Conclusion & Recommendation

✓ Maternal collapse is an acute event involving the cardiorespiratory system and/or brain, causing reduced or absent conscious level at any point during pregnancy and up to 6 weeks postpartum.

✓ As collapse is not a reported event, the true incidence is difficult to estimate but it could be as high as 6:1000 births.

✓ The most common causes of collapse are vasovagal and epilepsy.
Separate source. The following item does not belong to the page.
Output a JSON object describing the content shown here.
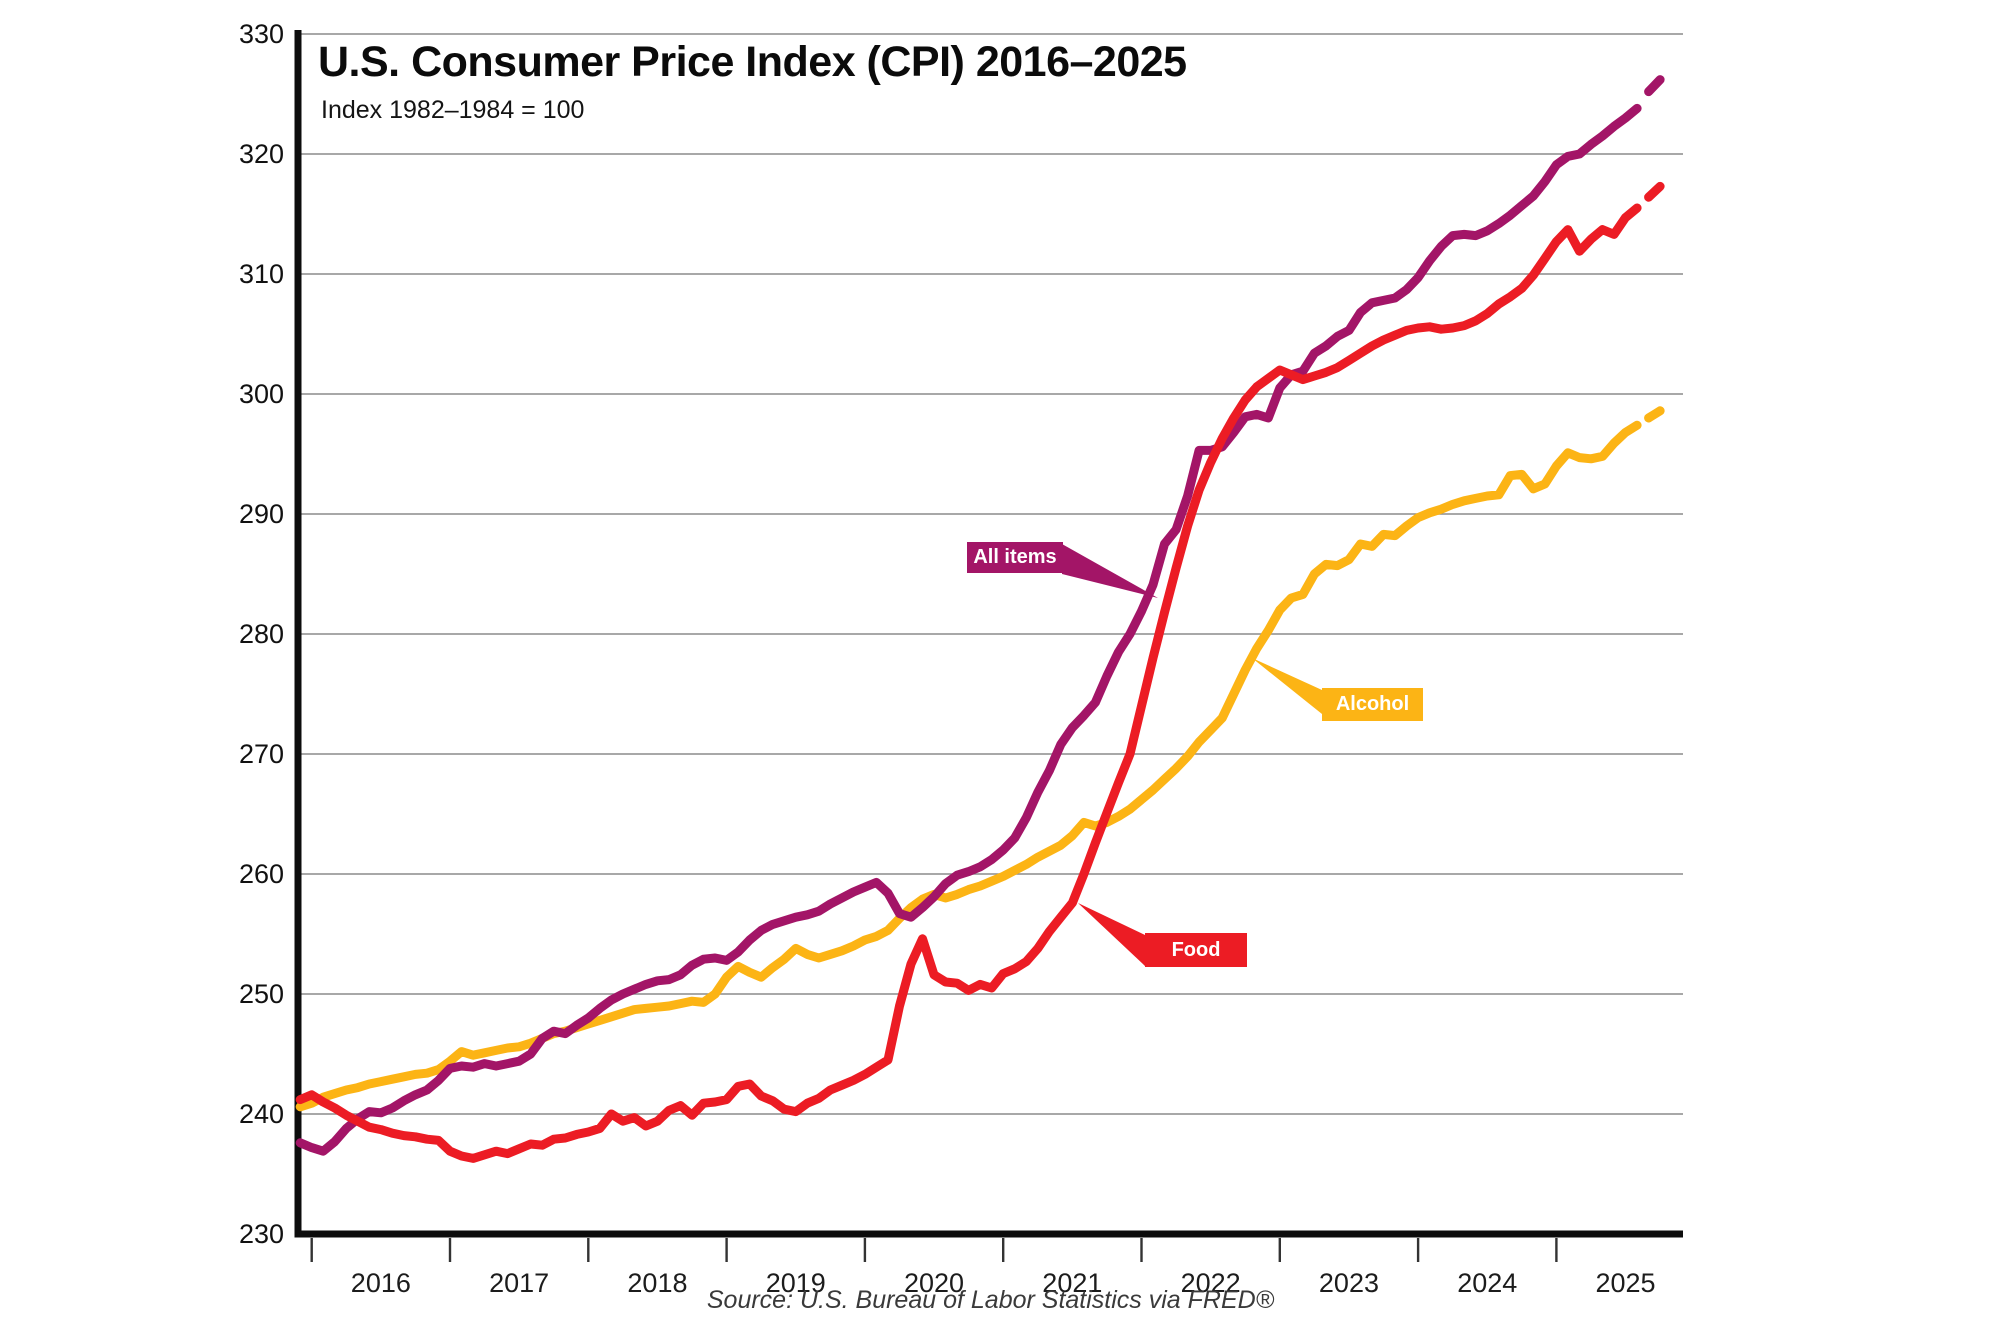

While, the most common cause of death is the bleeding.

✓ Many cases are unpredictable, but some can be preceded by general deterioration as documented on observation charts.

✓ Physiological changes in pregnancy means that standard early warning scores cannot apply to pregnancy, and even those modified for pregnancy have failed to show changes in mortality and morbidity.

✓ However, the use of modified EWS is considered good practice.

✓ All clinical staff should have adequate & up to date resuscitation skills.

✓ There must be more efforts provided to apply the methods of prevention of maternal collapse, as the recent studies show, that the prevention of maternal collapse is possible to some extent; these involves:

✓ Prenatal care.

✓ Skilled birth attendance with emergency backup such as doctors, nurses and midwives who have the skills and experience to deal with this condition

✓ Emergency obstetric care to address the major causes of maternal death.

✓ Postnatal care which is the six weeks following delivery.

✓ Public health approach to addressing maternal mortality.